**Methods:** The basic idea of our method is to approximate the radiation physics to calculate a first-order exposure estimate quickly. This initial estimate is then refined using prior knowledge derived from MC simulations. To this end, the primary photon propagation inside a voxelized patient model is estimated using a less accurate but fast photon ray casting (RC) simulation based on the Beer–Lambert law. The results of the RC simulation are then fed into a convolutional neural network (CNN), which maps the propagation of primary photons to the dose deposition inside the patient model. Additionally, the patient model itself including anatomy and material properties, such as mass density and mass energy-absorption coefficients, are fed into the CNN as well. The CNN is trained using smoothed results of MC simulations as output and RC simulations of identical imaging settings and patient models as input.

**Results:** In total, 163 MC and associated RC simulations are carried out for the head, thorax, abdomen, and pelvis in three different voxel phantoms. We used 1e8 or 1e9 primarily emitted photons sampled from a 125 kV peak voltage spectrum, respectively. Edge-preserving smoothing (EPS) is applied to reduce (a) general stochastic uncertainties and (b) stochastic uncertainty concerning MC simulations of less primary photons. The CNN is trained using seven imaging settings of the abdomen in a single phantom. Testing its performance on the remaining datasets, the CNN is capable of estimating skin dose with an error of below 10% for the majority of test cases.

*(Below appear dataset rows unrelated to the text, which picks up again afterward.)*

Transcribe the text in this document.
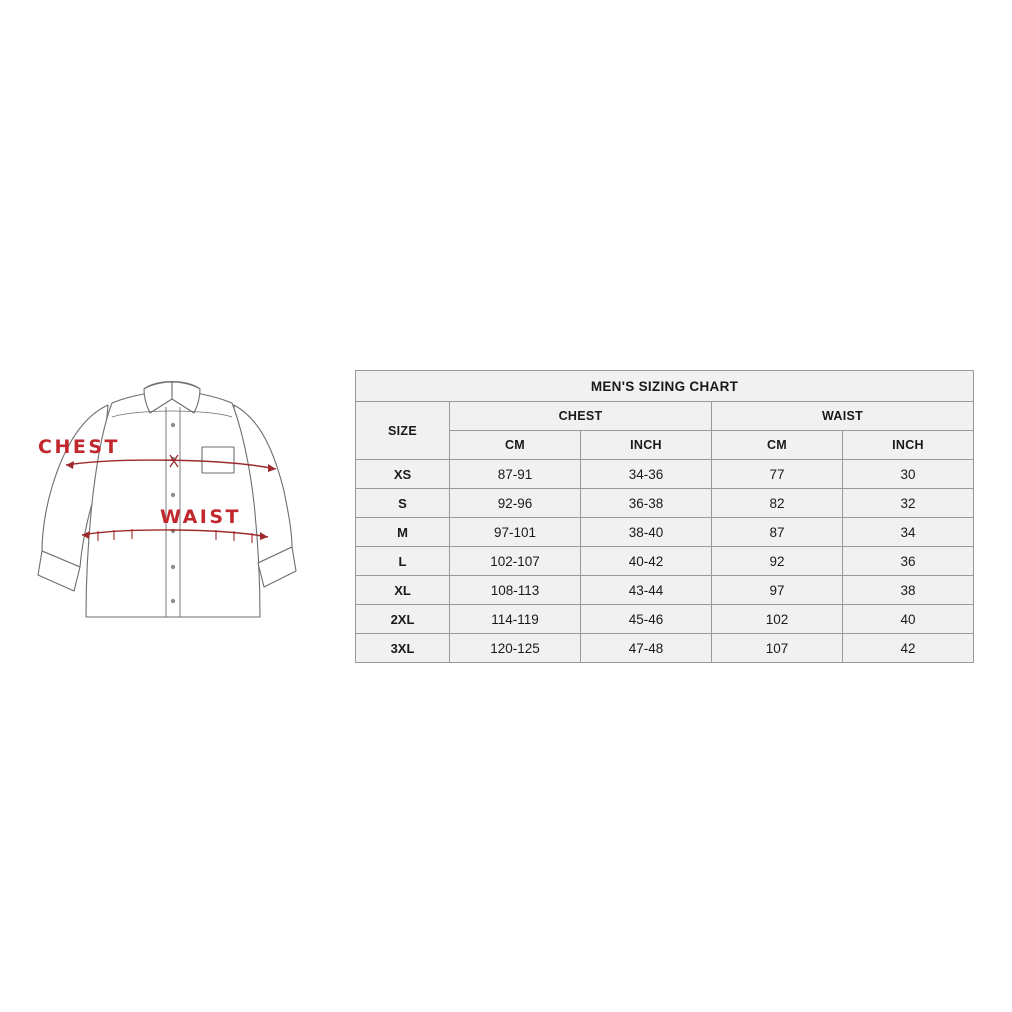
CHEST
WAIST
MEN'S SIZING CHART				
SIZE	CHEST		WAIST	
	CM	INCH	CM	INCH
XS	87-91	34-36	77	30
S	92-96	36-38	82	32
M	97-101	38-40	87	34
L	102-107	40-42	92	36
XL	108-113	43-44	97	38
2XL	114-119	45-46	102	40
3XL	120-125	47-48	107	42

**Conclusion:** The combination of deep neural networks and MC simulation of particle physics has the potential to decrease the computational complexity of accurate skin dose estimation. The proposed approach can provide dose distributions in under one second when running on high-end hardware. On lower cost hardware, it took up to 2 min to arrive at the same result. This makes our approach applicable in high-end environments as well as in budget solutions. Furthermore, the number of primary photons only affects the training time, while the execution time is independent of the number of primary photons.